The road’s busy however, and the cars and trucks are flying past, clueless as to what a safe distance from a cyclist might be.  Every few kilometres I pass a sign with a yellow star saying “Victima Fatal”.  Some of these signs have flowers attached, and others a small shrine nearby.  This is the first time I’ve seen these signs in Argentina and assume the road is particularly dangerous.  It certainly feels that way.  Whatever the motivation for putting up these signs, it’s having zero effect on driving standards.  I grit my teeth and swear quietly as trucks approach from behind, blaring their horns for me to pull off the road onto the gravel, even though the roads aren’t that busy.  Wouldn’t want them having to brake and wait for a safe opportunity to pass, would we?

By 3.30pm I arrive in Ushuaia.  At the city gates I’m expecting a lump in my throat and a tear in my eye, as I had when finishing John O’Groats to Land’s End in 2018.  But my eyes are dry and my throat lump-free.  It’s been a long journey and, while Ushuaia is a fitting place to end the trip, I’ve had other goals and achievements along the way.  This, together with fatigue after covering 485km in 3 days, goes some way to explaining my sense of relief, rather than elation.

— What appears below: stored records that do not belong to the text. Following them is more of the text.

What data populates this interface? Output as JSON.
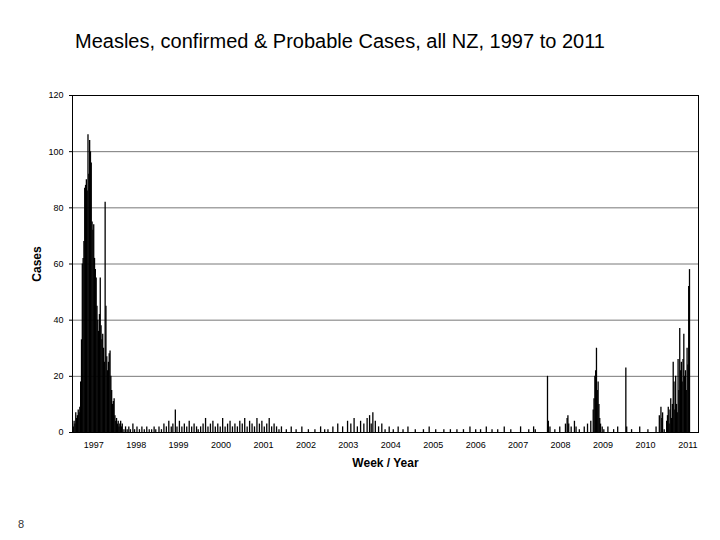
{
  "chart_data": {
    "type": "bar",
    "title": "Measles, confirmed & Probable Cases, all NZ, 1997 to 2011",
    "x_label": "Week / Year",
    "y_label": "Cases",
    "color": "#000000",
    "grid": true,
    "xlim": [
      1997,
      2011.75
    ],
    "xticks": [
      {
        "value": 1997.5,
        "label": "1997"
      },
      {
        "value": 1998.5,
        "label": "1998"
      },
      {
        "value": 1999.5,
        "label": "1999"
      },
      {
        "value": 2000.5,
        "label": "2000"
      },
      {
        "value": 2001.5,
        "label": "2001"
      },
      {
        "value": 2002.5,
        "label": "2002"
      },
      {
        "value": 2003.5,
        "label": "2003"
      },
      {
        "value": 2004.5,
        "label": "2004"
      },
      {
        "value": 2005.5,
        "label": "2005"
      },
      {
        "value": 2006.5,
        "label": "2006"
      },
      {
        "value": 2007.5,
        "label": "2007"
      },
      {
        "value": 2008.5,
        "label": "2008"
      },
      {
        "value": 2009.5,
        "label": "2009"
      },
      {
        "value": 2010.5,
        "label": "2010"
      },
      {
        "value": 2011.5,
        "label": "2011"
      }
    ],
    "ylim": [
      0,
      120
    ],
    "yticks": [
      0,
      20,
      40,
      60,
      80,
      100,
      120
    ],
    "x": [
      1997.0,
      1997.019,
      1997.038,
      1997.058,
      1997.077,
      1997.096,
      1997.115,
      1997.135,
      1997.154,
      1997.173,
      1997.192,
      1997.212,
      1997.231,
      1997.25,
      1997.269,
      1997.288,
      1997.308,
      1997.327,
      1997.346,
      1997.365,
      1997.385,
      1997.404,
      1997.423,
      1997.442,
      1997.462,
      1997.481,
      1997.5,
      1997.519,
      1997.538,
      1997.558,
      1997.577,
      1997.596,
      1997.615,
      1997.635,
      1997.654,
      1997.673,
      1997.692,
      1997.712,
      1997.731,
      1997.75,
      1997.769,
      1997.788,
      1997.808,
      1997.827,
      1997.846,
      1997.865,
      1997.885,
      1997.904,
      1997.923,
      1997.942,
      1997.962,
      1997.981,
      1998.0,
      1998.019,
      1998.038,
      1998.058,
      1998.077,
      1998.096,
      1998.115,
      1998.135,
      1998.154,
      1998.173,
      1998.212,
      1998.25,
      1998.288,
      1998.327,
      1998.365,
      1998.423,
      1998.462,
      1998.519,
      1998.577,
      1998.635,
      1998.692,
      1998.75,
      1998.808,
      1998.865,
      1998.923,
      1998.962,
      1999.038,
      1999.096,
      1999.154,
      1999.212,
      1999.269,
      1999.327,
      1999.365,
      1999.423,
      1999.462,
      1999.519,
      1999.577,
      1999.635,
      1999.692,
      1999.75,
      1999.808,
      1999.865,
      1999.923,
      1999.962,
      2000.019,
      2000.077,
      2000.135,
      2000.192,
      2000.25,
      2000.308,
      2000.365,
      2000.423,
      2000.481,
      2000.538,
      2000.596,
      2000.654,
      2000.712,
      2000.769,
      2000.827,
      2000.885,
      2000.942,
      2001.0,
      2001.058,
      2001.115,
      2001.173,
      2001.231,
      2001.288,
      2001.346,
      2001.404,
      2001.462,
      2001.519,
      2001.577,
      2001.635,
      2001.692,
      2001.75,
      2001.808,
      2001.865,
      2001.923,
      2002.038,
      2002.154,
      2002.269,
      2002.404,
      2002.558,
      2002.712,
      2002.846,
      2002.942,
      2003.019,
      2003.135,
      2003.25,
      2003.365,
      2003.481,
      2003.558,
      2003.635,
      2003.712,
      2003.788,
      2003.865,
      2003.942,
      2004.0,
      2004.038,
      2004.077,
      2004.135,
      2004.212,
      2004.288,
      2004.365,
      2004.462,
      2004.558,
      2004.673,
      2004.788,
      2004.904,
      2005.077,
      2005.269,
      2005.404,
      2005.558,
      2005.75,
      2005.904,
      2006.058,
      2006.212,
      2006.365,
      2006.5,
      2006.615,
      2006.75,
      2006.885,
      2007.019,
      2007.173,
      2007.327,
      2007.558,
      2007.75,
      2007.865,
      2007.904,
      2008.192,
      2008.212,
      2008.25,
      2008.365,
      2008.481,
      2008.615,
      2008.654,
      2008.673,
      2008.692,
      2008.75,
      2008.827,
      2008.865,
      2008.942,
      2009.058,
      2009.135,
      2009.212,
      2009.269,
      2009.288,
      2009.308,
      2009.327,
      2009.346,
      2009.365,
      2009.385,
      2009.404,
      2009.423,
      2009.442,
      2009.481,
      2009.519,
      2009.615,
      2009.75,
      2009.846,
      2010.038,
      2010.058,
      2010.173,
      2010.365,
      2010.558,
      2010.75,
      2010.827,
      2010.865,
      2010.885,
      2010.904,
      2010.942,
      2011.0,
      2011.019,
      2011.038,
      2011.058,
      2011.077,
      2011.096,
      2011.115,
      2011.135,
      2011.154,
      2011.173,
      2011.192,
      2011.212,
      2011.231,
      2011.25,
      2011.269,
      2011.288,
      2011.308,
      2011.327,
      2011.346,
      2011.365,
      2011.385,
      2011.404,
      2011.423,
      2011.442,
      2011.462,
      2011.481,
      2011.5,
      2011.519,
      2011.538
    ],
    "values": [
      3,
      2,
      4,
      3,
      7,
      5,
      6,
      8,
      7,
      9,
      18,
      33,
      60,
      62,
      68,
      87,
      88,
      90,
      86,
      106,
      92,
      104,
      100,
      96,
      75,
      72,
      74,
      62,
      58,
      55,
      45,
      40,
      36,
      42,
      55,
      38,
      33,
      35,
      30,
      25,
      82,
      45,
      27,
      22,
      25,
      28,
      29,
      20,
      15,
      10,
      11,
      12,
      6,
      4,
      5,
      3,
      4,
      2,
      3,
      4,
      2,
      3,
      1,
      2,
      1,
      2,
      1,
      3,
      1,
      2,
      1,
      2,
      1,
      2,
      1,
      1,
      2,
      1,
      2,
      1,
      3,
      2,
      4,
      2,
      3,
      8,
      2,
      4,
      2,
      3,
      2,
      4,
      2,
      3,
      2,
      1,
      2,
      3,
      5,
      2,
      3,
      4,
      2,
      3,
      2,
      5,
      2,
      3,
      4,
      2,
      3,
      2,
      4,
      3,
      5,
      2,
      4,
      3,
      2,
      5,
      3,
      4,
      2,
      3,
      5,
      2,
      3,
      2,
      1,
      2,
      1,
      2,
      1,
      2,
      1,
      1,
      2,
      1,
      1,
      2,
      3,
      2,
      4,
      3,
      5,
      2,
      4,
      3,
      5,
      6,
      3,
      7,
      4,
      2,
      3,
      1,
      2,
      1,
      2,
      1,
      2,
      1,
      1,
      2,
      1,
      1,
      1,
      1,
      1,
      2,
      1,
      1,
      2,
      1,
      1,
      2,
      1,
      2,
      1,
      2,
      1,
      20,
      4,
      2,
      1,
      2,
      3,
      5,
      6,
      3,
      2,
      4,
      2,
      1,
      2,
      3,
      4,
      8,
      12,
      20,
      22,
      30,
      15,
      18,
      10,
      5,
      3,
      2,
      1,
      2,
      1,
      2,
      23,
      2,
      1,
      2,
      1,
      2,
      6,
      9,
      5,
      7,
      1,
      4,
      6,
      9,
      3,
      8,
      12,
      5,
      10,
      25,
      18,
      8,
      20,
      10,
      7,
      26,
      15,
      37,
      22,
      25,
      18,
      26,
      35,
      20,
      22,
      15,
      30,
      24,
      52,
      58
    ]
  },
  "slide_number": 8
}
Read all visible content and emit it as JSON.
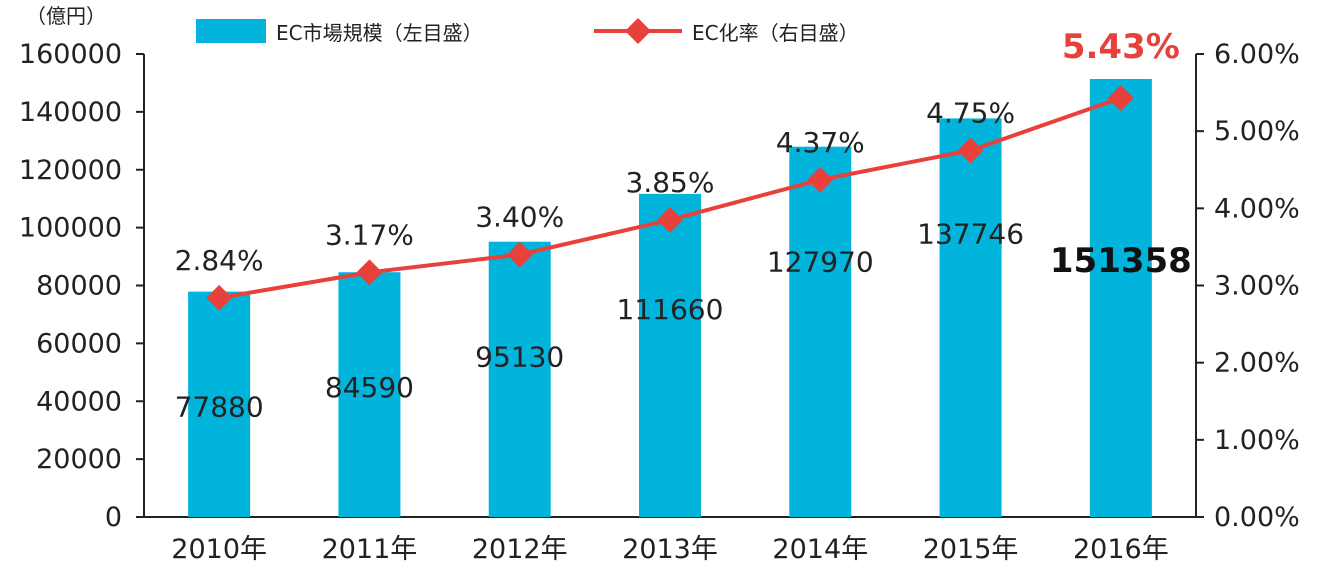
{
  "chart_data": {
    "type": "bar",
    "categories": [
      "2010年",
      "2011年",
      "2012年",
      "2013年",
      "2014年",
      "2015年",
      "2016年"
    ],
    "y_left_unit": "（億円）",
    "y_left_ticks": [
      "0",
      "20000",
      "40000",
      "60000",
      "80000",
      "100000",
      "120000",
      "140000",
      "160000"
    ],
    "y_right_ticks": [
      "0.00%",
      "1.00%",
      "2.00%",
      "3.00%",
      "4.00%",
      "5.00%",
      "6.00%"
    ],
    "ylim_left": [
      0,
      160000
    ],
    "ylim_right": [
      0,
      6
    ],
    "grid": false,
    "legend_position": "top",
    "series": [
      {
        "name": "EC市場規模（左目盛）",
        "type": "bar",
        "axis": "left",
        "color": "#00b4dc",
        "values": [
          77880,
          84590,
          95130,
          111660,
          127970,
          137746,
          151358
        ],
        "labels": [
          "77880",
          "84590",
          "95130",
          "111660",
          "127970",
          "137746",
          "151358"
        ]
      },
      {
        "name": "EC化率（右目盛）",
        "type": "line",
        "axis": "right",
        "color": "#e8413c",
        "marker": "diamond",
        "values": [
          2.84,
          3.17,
          3.4,
          3.85,
          4.37,
          4.75,
          5.43
        ],
        "labels": [
          "2.84%",
          "3.17%",
          "3.40%",
          "3.85%",
          "4.37%",
          "4.75%",
          "5.43%"
        ]
      }
    ],
    "highlight_index": 6,
    "highlight_color": "#e8413c"
  }
}
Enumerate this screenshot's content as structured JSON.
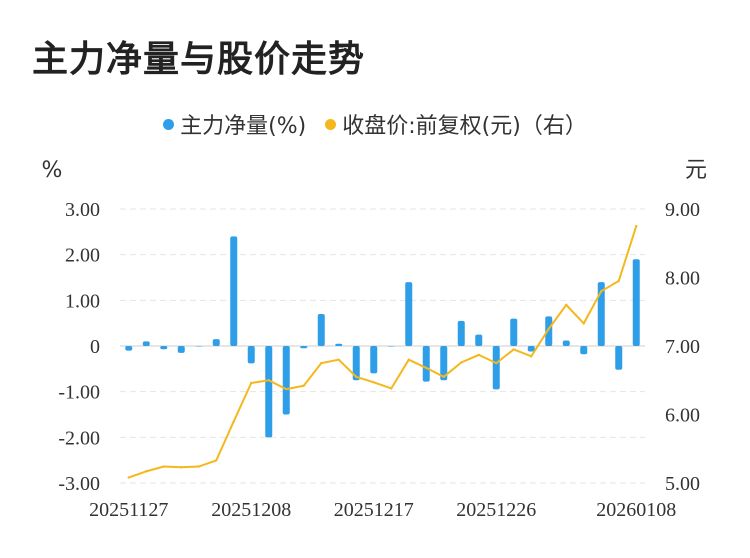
{
  "title": "主力净量与股价走势",
  "colors": {
    "bar": "#2f9ee8",
    "line": "#f5b81c",
    "grid": "#e5e5e5",
    "text": "#333333"
  },
  "chart_data": {
    "type": "bar",
    "legend": {
      "placement": "top-center"
    },
    "y_left": {
      "unit": "%",
      "ticks": [
        "3.00",
        "2.00",
        "1.00",
        "0",
        "-1.00",
        "-2.00",
        "-3.00"
      ],
      "range": [
        -3,
        3
      ]
    },
    "y_right": {
      "unit": "元",
      "ticks": [
        "9.00",
        "8.00",
        "7.00",
        "6.00",
        "5.00"
      ],
      "range": [
        5,
        9
      ]
    },
    "x_ticks": [
      {
        "label": "20251127",
        "index": 0
      },
      {
        "label": "20251208",
        "index": 7
      },
      {
        "label": "20251217",
        "index": 14
      },
      {
        "label": "20251226",
        "index": 21
      },
      {
        "label": "20260108",
        "index": 29
      }
    ],
    "series": [
      {
        "name": "主力净量(%)",
        "type": "bar",
        "values": [
          -0.1,
          0.1,
          -0.07,
          -0.15,
          0.0,
          0.15,
          2.4,
          -0.38,
          -2.0,
          -1.5,
          -0.05,
          0.7,
          0.05,
          -0.75,
          -0.6,
          0.0,
          1.4,
          -0.78,
          -0.75,
          0.55,
          0.25,
          -0.95,
          0.6,
          -0.12,
          0.65,
          0.12,
          -0.18,
          1.4,
          -0.52,
          1.9
        ]
      },
      {
        "name": "收盘价:前复权(元)（右）",
        "type": "line",
        "values": [
          5.08,
          5.17,
          5.24,
          5.23,
          5.24,
          5.33,
          5.9,
          6.46,
          6.5,
          6.37,
          6.42,
          6.75,
          6.8,
          6.55,
          6.47,
          6.38,
          6.8,
          6.68,
          6.55,
          6.76,
          6.87,
          6.75,
          6.95,
          6.85,
          7.25,
          7.6,
          7.33,
          7.8,
          7.95,
          8.75
        ]
      }
    ]
  }
}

Ushuaia is the most southerly city in the world and, with its backdrop of mountains overlooking the Beagle Channel, is a good place to hang out for a few days reflecting on the past four and a half months, while they’re still fresh in my mind.  I’ll be flying back to Buenos Aires shortly and, subject to a small detour via an undisclosed destination, should be back in the UK by 20 January.  I can then start the task of editing my photos down to something below 10,000 pictures, and maybe even produce a video of my journey (assuming I can master the technology – not a given).  I’m hoping this will go some way to embedding the trip in my memory, once the initial scar-tissue has healed 😁.

The two questions people have asked me the most, following my return, are my motivation for the trip and whether I enjoyed the experience.  The answer to the first question is a mixture of “unfinished business” and, yes I admit it, advancing age.  There’s not much I can do about advancing age, but the unfinished business is most definitely finished now.  I’ve climbed the mountains I wanted to climb, and well-and-truly scratched the “what is it like to cycle in a remote place with no food, water or oxygen” itch.  I can’t see myself doing something similar again (well, probably).

As to whether I’ve enjoyed it, well there’s a question!  If I admit to enjoying the experience then it must, officially, have been a “holiday”, and I’ll be repaying this debt to Cathy for the rest of time.  If I didn’t enjoy the experience, I can characterise it as an “expedition” and I’m in the clear.  But why do something you don’t enjoy?  On that question, I’m going to have to do what lawyers do best and sit on the fence.  There’s no doubt that some of this has been Type 1 fun (fun as it’s happening: the Carretera Austral).  But other parts have been Type 2 fun (fun after the event: crossing the Bolivian altiplano on terrible roads) and even Type 3 fun (no fun at all: any day on which the wind made the cycling dangerous).  How these three types of fun divide up is a moveable feast, and will change over time as memories fade and I rely more and more on photos, videos and my journal to fill in the gaps.  If previous trips are anything to go by, the Type 3 fun will soon disappear from my memory-banks altogether.

The bottom line is that the holiday/expedition (whatever it’s called) has been tough at times, sometimes very tough.  But with effort comes reward, as they say, and by that measure the journey has been very rewarding indeed 😁.   I have the pictures to prove it!!